Они расстались, дружески хлопнув ладонями.

– Джейка Ламотту все зовут «Бешеный Бык». А ты своего Сердана как зовешь?

– Боксер, который выиграет мне пари.

Джослин побежал к метро. В вышине туман обезглавил небоскребы.

Через двадцать минут он был на углу 78-й улицы и столкнулся с Шик, которая бежала от Коламбуса.

– Как-то ты странно говоришь, – заметил он, когда они поздоровались.

Она провела полдня на записи ролика, рекламирующего очередное лекарство от кашля. После вошедшего в историю декабрьского снегопада[11] Нью-Йорк косила эпидемия гриппа.

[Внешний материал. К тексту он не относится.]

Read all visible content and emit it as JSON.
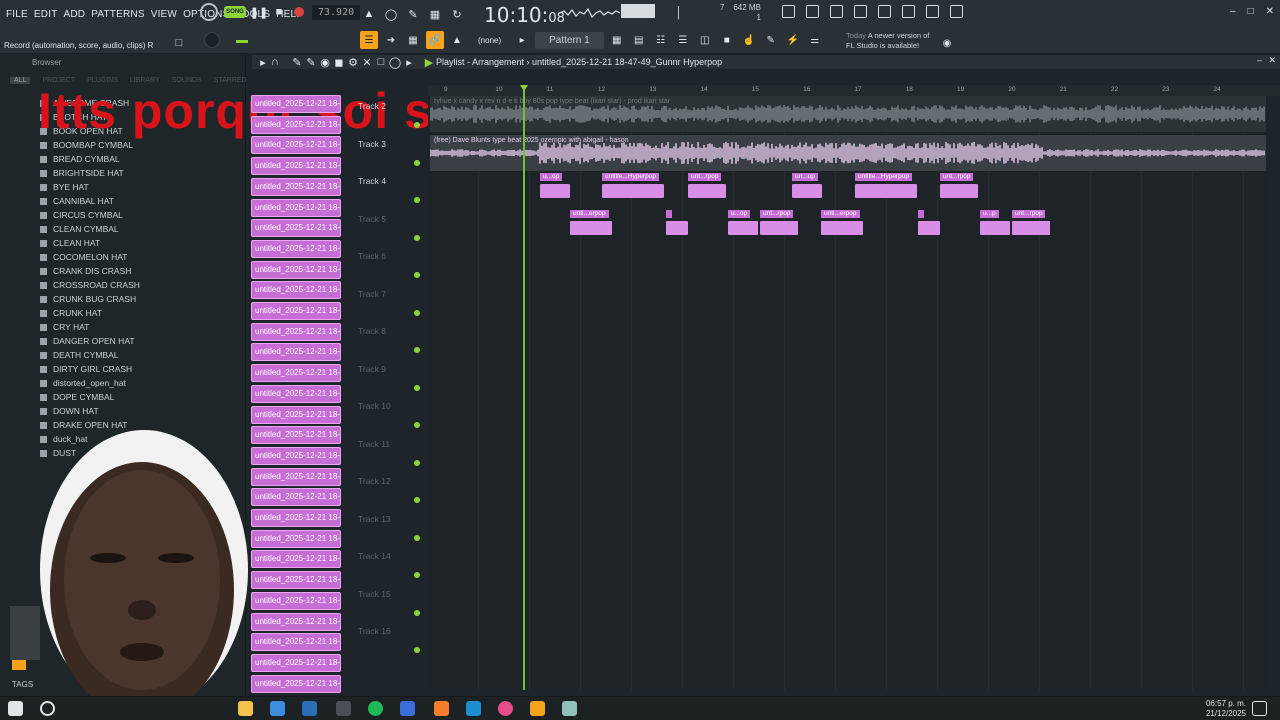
{
  "menu": [
    "FILE",
    "EDIT",
    "ADD",
    "PATTERNS",
    "VIEW",
    "OPTIONS",
    "TOOLS",
    "HELP"
  ],
  "transport": {
    "song_label": "SONG",
    "tempo": "73.920"
  },
  "clock": {
    "main": "10:10",
    "sub": "08"
  },
  "cpu": {
    "memory": "642 MB",
    "poly": "1",
    "cpu_num": "7"
  },
  "hint_text": "Record  (automation, score, audio, clips)",
  "hint_key": "R",
  "pattern": {
    "none_label": "(none)",
    "name": "Pattern 1"
  },
  "news": {
    "line1_prefix": "Today",
    "line1": "A newer version of",
    "line2": "FL Studio is available!"
  },
  "browser": {
    "title": "Browser",
    "tabs": [
      "ALL",
      "PROJECT",
      "PLUGINS",
      "LIBRARY",
      "SOUNDS",
      "STARRED"
    ],
    "items": [
      "AWESOME CRASH",
      "BEOTCH HAT",
      "BOOK OPEN HAT",
      "BOOMBAP CYMBAL",
      "BREAD CYMBAL",
      "BRIGHTSIDE HAT",
      "BYE HAT",
      "CANNIBAL HAT",
      "CIRCUS CYMBAL",
      "CLEAN CYMBAL",
      "CLEAN HAT",
      "COCOMELON HAT",
      "CRANK DIS CRASH",
      "CROSSROAD CRASH",
      "CRUNK BUG CRASH",
      "CRUNK HAT",
      "CRY HAT",
      "DANGER OPEN HAT",
      "DEATH CYMBAL",
      "DIRTY GIRL CRASH",
      "distorted_open_hat",
      "DOPE CYMBAL",
      "DOWN HAT",
      "DRAKE OPEN HAT",
      "duck_hat",
      "DUST"
    ],
    "tags_label": "TAGS"
  },
  "overlay_caption": "Itts porqur soi siego",
  "clip_list_item": "untitled_2025-12-21 18-",
  "playlist": {
    "title": "Playlist - Arrangement",
    "project": "untitled_2025-12-21 18-47-49_Gunnr Hyperpop"
  },
  "ruler": [
    "9",
    "10",
    "11",
    "12",
    "13",
    "14",
    "15",
    "16",
    "17",
    "18",
    "19",
    "20",
    "21",
    "22",
    "23",
    "24"
  ],
  "tracks": [
    "Track 2",
    "Track 3",
    "Track 4",
    "Track 5",
    "Track 6",
    "Track 7",
    "Track 8",
    "Track 9",
    "Track 10",
    "Track 11",
    "Track 12",
    "Track 13",
    "Track 14",
    "Track 15",
    "Track 16"
  ],
  "strips": {
    "track1": "ryhue x candy x rev n d e ti boy 80s pop type beat (ikari star) - prod ikari star",
    "track2": "(free) Dave Blunts type beat 2025 ozempic with abigail - hason"
  },
  "clips_track3": [
    "u...op",
    "untitle...Hyperpop",
    "unt...rpop",
    "un...op",
    "untitle...Hyperpop",
    "unt...rpop"
  ],
  "clips_track4": [
    "unti...erpop",
    "",
    "u...op",
    "unt...rpop",
    "unti...erpop",
    "",
    "u...p",
    "unt...rpop"
  ],
  "tray": {
    "time": "06:57 p. m.",
    "date": "21/12/2025"
  },
  "colors": {
    "clip": "#c66dd6",
    "playhead": "#6ac436",
    "accent": "#f6a21c",
    "caption": "#d8141a"
  }
}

– Сироп на основе мексиканских специй, – поделилась она голосом, который шел как будто из ушей. – Эта пакость сожгла мне голосовые связки. Уж я и горло полоскала, и горячее пила, всё без толку.

– Содовой? – предложил Джослин. – Воды с мятным сиропом?

– Не учи ученого, я сразу пошла в ближайший бар. – Она поморщилась. – Освещение там было – синие огни. Все клиенты выглядели смертельно больными. Я сбежала. В следующем заказала сандвич с индейкой.

Они уже подходили к крыльцу «Джибуле».

– И?..

– Как тебе сказать? Мне показалось, что индейка у повара кончилась и он зажарил неизвестное науке животное.

Джослин проводил ее до верхней ступеньки.

– У меня в сундуке осталась коробочка вогезских леденцов[12]. Положишь в рот один и вдохнешь все леса французских гор. Спустишься ко мне?

– Ты лапочка, Джо, но эта съемка вымотала меня вконец. По сравнению со мной выброшенная на камни медуза покажется атомной бомбой. Ты не зайдешь?

– Моя галантность кончается здесь, мужчине нельзя переступать этот порог.

– А ты мужчина, Джо! И даже очень красивый.

Шик нажала пальчиком на его нос, как на кнопку.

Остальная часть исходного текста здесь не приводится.